The positive case was found after the sudden death of two stray ducklings.

GOLDEN, Colo. — The Foothills Animal Shelter in Golden will not accept any birds for at least 14 days after the highly contagious Avian Influenza virus was found in a stray duckling.

The positive case was discovered after the sudden death of two stray ducklings at the shelter, according to a release. One of them tested positive for the H5N1 Highly Pathogenic Avian Influenza (HPAI) virus.

RELATED: Yes, a strain of bird flu is spreading in the US but infections in humans are rare

The shelter received word of that positive test on May 20 from the National Veterinary Services Laboratory.

>In the video above our 9Health expert discusses the bird flu.

They’re now working with the Colorado State Veterinarian and the United States Department of Agriculture (USDA) and are following requirements set out by them following the test result.

The remaining birds in their care that were exposed to the highly contagious virus were euthanized which is a USDA requirement. That included:

  • Three ducks
  • One chicken
  • One pigeon
  • Three goslings were exposed to the virus and were later euthanized by Colorado Parks and Wildlife

Under guidance from the state veterinarian, the shelter will not accept any birds, including chickens, ducks, geese, or exotic birds, into their care for at least 14 days.
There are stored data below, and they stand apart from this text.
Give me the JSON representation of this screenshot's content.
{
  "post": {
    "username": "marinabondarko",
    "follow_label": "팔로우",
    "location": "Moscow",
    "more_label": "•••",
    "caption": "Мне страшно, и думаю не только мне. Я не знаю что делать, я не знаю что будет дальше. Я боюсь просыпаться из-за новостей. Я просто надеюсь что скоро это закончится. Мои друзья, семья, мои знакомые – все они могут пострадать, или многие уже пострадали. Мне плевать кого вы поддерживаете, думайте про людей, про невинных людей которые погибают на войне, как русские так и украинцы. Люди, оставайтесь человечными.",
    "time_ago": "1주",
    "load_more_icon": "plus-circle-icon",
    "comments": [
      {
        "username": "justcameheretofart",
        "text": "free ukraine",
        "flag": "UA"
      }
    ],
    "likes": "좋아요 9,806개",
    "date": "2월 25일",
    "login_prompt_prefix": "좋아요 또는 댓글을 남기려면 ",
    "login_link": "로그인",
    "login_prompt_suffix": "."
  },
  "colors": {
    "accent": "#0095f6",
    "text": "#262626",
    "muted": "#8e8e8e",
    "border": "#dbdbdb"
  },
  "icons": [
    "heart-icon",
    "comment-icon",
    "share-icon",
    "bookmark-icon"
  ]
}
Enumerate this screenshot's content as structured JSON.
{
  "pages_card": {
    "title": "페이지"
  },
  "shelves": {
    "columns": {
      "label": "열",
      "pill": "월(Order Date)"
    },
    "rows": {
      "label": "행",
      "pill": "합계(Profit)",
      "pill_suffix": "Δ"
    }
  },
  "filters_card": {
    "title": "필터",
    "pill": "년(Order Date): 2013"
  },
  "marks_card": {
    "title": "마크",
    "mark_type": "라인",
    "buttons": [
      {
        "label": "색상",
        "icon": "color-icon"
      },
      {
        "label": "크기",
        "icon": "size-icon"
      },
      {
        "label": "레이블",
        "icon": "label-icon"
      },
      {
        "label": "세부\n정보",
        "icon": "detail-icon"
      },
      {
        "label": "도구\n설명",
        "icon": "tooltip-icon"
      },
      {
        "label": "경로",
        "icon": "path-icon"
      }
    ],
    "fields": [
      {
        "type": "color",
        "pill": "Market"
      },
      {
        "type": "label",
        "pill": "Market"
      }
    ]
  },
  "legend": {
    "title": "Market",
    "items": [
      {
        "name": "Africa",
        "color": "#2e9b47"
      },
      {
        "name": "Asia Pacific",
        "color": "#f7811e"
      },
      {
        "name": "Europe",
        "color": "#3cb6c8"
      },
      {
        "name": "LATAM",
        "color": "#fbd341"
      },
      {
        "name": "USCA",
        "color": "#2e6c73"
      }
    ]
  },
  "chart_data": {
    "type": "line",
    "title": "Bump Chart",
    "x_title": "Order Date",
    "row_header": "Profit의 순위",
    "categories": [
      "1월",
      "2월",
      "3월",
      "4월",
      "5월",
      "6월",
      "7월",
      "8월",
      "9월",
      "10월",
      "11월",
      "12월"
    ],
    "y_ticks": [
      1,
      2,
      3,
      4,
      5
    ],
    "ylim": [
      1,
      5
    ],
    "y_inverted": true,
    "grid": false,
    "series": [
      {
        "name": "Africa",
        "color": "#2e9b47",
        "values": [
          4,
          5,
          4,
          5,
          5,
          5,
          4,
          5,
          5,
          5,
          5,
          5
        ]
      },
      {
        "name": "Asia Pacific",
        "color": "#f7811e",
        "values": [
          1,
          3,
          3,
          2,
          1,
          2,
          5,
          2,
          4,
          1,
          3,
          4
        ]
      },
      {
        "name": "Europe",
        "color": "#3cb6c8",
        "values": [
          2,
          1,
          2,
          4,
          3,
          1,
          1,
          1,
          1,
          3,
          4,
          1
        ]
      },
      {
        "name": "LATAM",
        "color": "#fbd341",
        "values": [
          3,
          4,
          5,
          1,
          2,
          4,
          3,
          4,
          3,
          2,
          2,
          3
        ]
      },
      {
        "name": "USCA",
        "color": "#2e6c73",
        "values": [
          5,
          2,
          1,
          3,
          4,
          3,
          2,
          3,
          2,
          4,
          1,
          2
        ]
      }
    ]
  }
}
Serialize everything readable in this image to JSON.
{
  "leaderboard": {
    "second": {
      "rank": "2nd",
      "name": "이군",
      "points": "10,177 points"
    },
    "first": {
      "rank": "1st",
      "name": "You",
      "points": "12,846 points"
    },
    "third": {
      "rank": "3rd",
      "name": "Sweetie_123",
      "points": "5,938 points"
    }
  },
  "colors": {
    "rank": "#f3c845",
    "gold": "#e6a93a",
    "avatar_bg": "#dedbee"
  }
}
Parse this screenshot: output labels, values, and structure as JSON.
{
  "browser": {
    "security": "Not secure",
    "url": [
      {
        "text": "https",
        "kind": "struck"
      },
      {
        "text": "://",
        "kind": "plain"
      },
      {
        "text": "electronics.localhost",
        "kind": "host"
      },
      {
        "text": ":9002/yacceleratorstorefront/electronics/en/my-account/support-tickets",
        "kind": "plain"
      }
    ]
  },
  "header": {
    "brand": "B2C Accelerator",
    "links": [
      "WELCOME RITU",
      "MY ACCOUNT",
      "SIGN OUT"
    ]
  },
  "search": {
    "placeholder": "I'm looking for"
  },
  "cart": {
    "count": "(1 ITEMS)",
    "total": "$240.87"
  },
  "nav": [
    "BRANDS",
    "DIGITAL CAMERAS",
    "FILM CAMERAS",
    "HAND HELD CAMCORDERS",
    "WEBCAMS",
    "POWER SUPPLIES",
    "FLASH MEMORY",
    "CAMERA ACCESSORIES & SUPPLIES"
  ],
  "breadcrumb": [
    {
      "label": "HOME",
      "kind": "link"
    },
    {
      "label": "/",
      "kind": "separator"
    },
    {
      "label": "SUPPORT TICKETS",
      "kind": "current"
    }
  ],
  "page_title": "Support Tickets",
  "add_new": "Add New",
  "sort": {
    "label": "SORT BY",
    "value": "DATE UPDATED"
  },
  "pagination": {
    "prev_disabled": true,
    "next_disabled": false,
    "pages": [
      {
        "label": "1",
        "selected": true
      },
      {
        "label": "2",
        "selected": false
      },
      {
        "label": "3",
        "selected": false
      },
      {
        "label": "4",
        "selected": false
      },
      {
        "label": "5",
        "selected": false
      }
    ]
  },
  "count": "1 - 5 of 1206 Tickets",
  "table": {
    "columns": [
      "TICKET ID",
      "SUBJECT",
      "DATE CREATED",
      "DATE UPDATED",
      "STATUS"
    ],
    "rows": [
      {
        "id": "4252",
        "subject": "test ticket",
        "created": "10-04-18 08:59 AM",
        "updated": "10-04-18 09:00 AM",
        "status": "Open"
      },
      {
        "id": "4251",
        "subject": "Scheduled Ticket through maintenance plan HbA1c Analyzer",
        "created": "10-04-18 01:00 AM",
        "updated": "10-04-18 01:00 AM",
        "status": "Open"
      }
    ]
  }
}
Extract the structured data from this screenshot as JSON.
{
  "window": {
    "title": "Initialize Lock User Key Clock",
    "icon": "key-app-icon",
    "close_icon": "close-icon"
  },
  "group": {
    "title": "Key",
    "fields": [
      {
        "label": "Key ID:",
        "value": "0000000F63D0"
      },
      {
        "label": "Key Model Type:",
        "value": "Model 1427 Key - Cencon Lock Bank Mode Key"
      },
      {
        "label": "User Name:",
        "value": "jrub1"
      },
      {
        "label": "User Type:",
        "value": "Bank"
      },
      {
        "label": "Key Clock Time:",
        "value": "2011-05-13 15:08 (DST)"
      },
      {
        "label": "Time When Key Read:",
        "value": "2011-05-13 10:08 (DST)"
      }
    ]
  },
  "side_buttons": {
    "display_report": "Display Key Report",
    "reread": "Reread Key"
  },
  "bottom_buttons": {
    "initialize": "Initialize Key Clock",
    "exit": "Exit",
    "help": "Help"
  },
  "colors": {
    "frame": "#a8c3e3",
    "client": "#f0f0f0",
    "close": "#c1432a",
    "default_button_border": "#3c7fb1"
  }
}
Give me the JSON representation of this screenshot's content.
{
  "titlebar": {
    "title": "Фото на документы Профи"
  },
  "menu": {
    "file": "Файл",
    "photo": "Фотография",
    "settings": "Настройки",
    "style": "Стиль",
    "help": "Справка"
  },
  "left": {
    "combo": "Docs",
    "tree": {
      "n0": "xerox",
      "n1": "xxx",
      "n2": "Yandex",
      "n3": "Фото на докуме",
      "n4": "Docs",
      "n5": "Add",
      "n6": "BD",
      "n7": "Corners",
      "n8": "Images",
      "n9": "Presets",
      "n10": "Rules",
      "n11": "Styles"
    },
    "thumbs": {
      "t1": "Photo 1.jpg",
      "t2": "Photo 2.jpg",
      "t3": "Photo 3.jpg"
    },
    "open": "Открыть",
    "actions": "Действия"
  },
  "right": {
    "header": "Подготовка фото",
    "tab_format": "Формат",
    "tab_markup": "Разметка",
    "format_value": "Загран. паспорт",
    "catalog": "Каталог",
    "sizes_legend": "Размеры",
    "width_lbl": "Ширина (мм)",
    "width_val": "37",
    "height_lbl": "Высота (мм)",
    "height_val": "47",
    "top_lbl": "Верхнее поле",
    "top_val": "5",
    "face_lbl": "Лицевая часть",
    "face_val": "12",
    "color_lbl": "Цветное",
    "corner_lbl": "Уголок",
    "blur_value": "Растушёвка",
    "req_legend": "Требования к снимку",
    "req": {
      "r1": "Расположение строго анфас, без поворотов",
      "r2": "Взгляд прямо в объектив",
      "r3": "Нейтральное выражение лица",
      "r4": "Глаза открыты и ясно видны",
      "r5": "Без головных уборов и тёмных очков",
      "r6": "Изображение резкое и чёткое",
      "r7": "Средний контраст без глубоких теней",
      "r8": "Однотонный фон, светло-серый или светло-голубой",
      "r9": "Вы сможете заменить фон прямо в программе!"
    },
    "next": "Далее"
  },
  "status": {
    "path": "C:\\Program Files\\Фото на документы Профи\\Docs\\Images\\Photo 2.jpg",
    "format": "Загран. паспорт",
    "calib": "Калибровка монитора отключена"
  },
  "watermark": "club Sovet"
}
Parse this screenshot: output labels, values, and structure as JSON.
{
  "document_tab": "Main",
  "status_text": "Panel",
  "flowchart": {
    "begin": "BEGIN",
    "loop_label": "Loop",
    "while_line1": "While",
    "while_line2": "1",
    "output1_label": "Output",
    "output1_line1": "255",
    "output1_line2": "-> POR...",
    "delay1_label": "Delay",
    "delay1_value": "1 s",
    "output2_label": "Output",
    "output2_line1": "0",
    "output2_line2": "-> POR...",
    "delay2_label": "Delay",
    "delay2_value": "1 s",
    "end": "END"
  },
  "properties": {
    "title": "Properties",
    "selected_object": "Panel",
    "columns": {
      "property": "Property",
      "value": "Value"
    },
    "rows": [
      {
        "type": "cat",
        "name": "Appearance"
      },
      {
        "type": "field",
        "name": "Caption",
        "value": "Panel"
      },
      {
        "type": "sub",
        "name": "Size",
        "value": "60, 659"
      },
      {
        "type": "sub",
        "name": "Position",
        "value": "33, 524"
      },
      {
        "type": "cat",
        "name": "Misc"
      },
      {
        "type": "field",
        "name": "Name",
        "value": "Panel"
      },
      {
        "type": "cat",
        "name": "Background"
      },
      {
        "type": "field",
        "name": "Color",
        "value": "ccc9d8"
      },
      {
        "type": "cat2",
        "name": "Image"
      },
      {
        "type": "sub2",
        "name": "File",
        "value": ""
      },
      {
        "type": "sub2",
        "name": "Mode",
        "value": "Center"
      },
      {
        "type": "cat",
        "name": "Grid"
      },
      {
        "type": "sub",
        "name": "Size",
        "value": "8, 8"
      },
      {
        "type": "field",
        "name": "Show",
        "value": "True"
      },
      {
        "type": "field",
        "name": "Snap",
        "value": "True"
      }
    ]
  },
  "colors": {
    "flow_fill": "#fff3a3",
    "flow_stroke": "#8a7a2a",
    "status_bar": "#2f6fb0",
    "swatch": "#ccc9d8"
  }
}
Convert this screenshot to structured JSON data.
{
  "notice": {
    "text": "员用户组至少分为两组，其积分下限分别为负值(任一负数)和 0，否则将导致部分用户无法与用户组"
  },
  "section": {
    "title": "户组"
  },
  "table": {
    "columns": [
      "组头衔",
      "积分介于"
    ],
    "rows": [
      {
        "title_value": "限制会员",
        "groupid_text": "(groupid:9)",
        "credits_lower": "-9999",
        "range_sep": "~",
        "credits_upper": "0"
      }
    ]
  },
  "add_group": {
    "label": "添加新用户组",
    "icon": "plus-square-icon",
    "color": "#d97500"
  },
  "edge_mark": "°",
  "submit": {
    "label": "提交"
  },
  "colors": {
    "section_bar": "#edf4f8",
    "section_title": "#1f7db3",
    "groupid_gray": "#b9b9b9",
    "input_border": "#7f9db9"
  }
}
RELATED: Bird flu in Colorado: How you can protect your flocks

“As a Socially Conscious Shelter, Foothills is committed to protecting the people and animals in our community and will continue to follow the guidance of the Colorado State Veterinarian and the Colorado Department of Agriculture following this positive test result,” said Foothills Animal Shelter Lead Veterinarian Dr. Claire Vaiden.

“We are saddened by the outcome of this test and appreciate the support of our community during this challenging time.”

 According to the Colorado Department of Agriculture, HPAI has a mortality rate of 90%-100% within just a few days, so flock surveillance and disease reporting are critical to containing the spread of the virus.

 “Avian influenza has a high mortality rate and flock owners should actively monitor their birds for clinical signs of HPAI, such as ruffled feathers or swelling and purple discoloration of the comb, wattles, eyelids and legs,” said Colorado State Veterinarian Dr. Maggie Baldwin.

“Anyone who notices any signs of illness or disease in their flocks should immediately notify the State Veterinarian’s office at 303-869-9130.”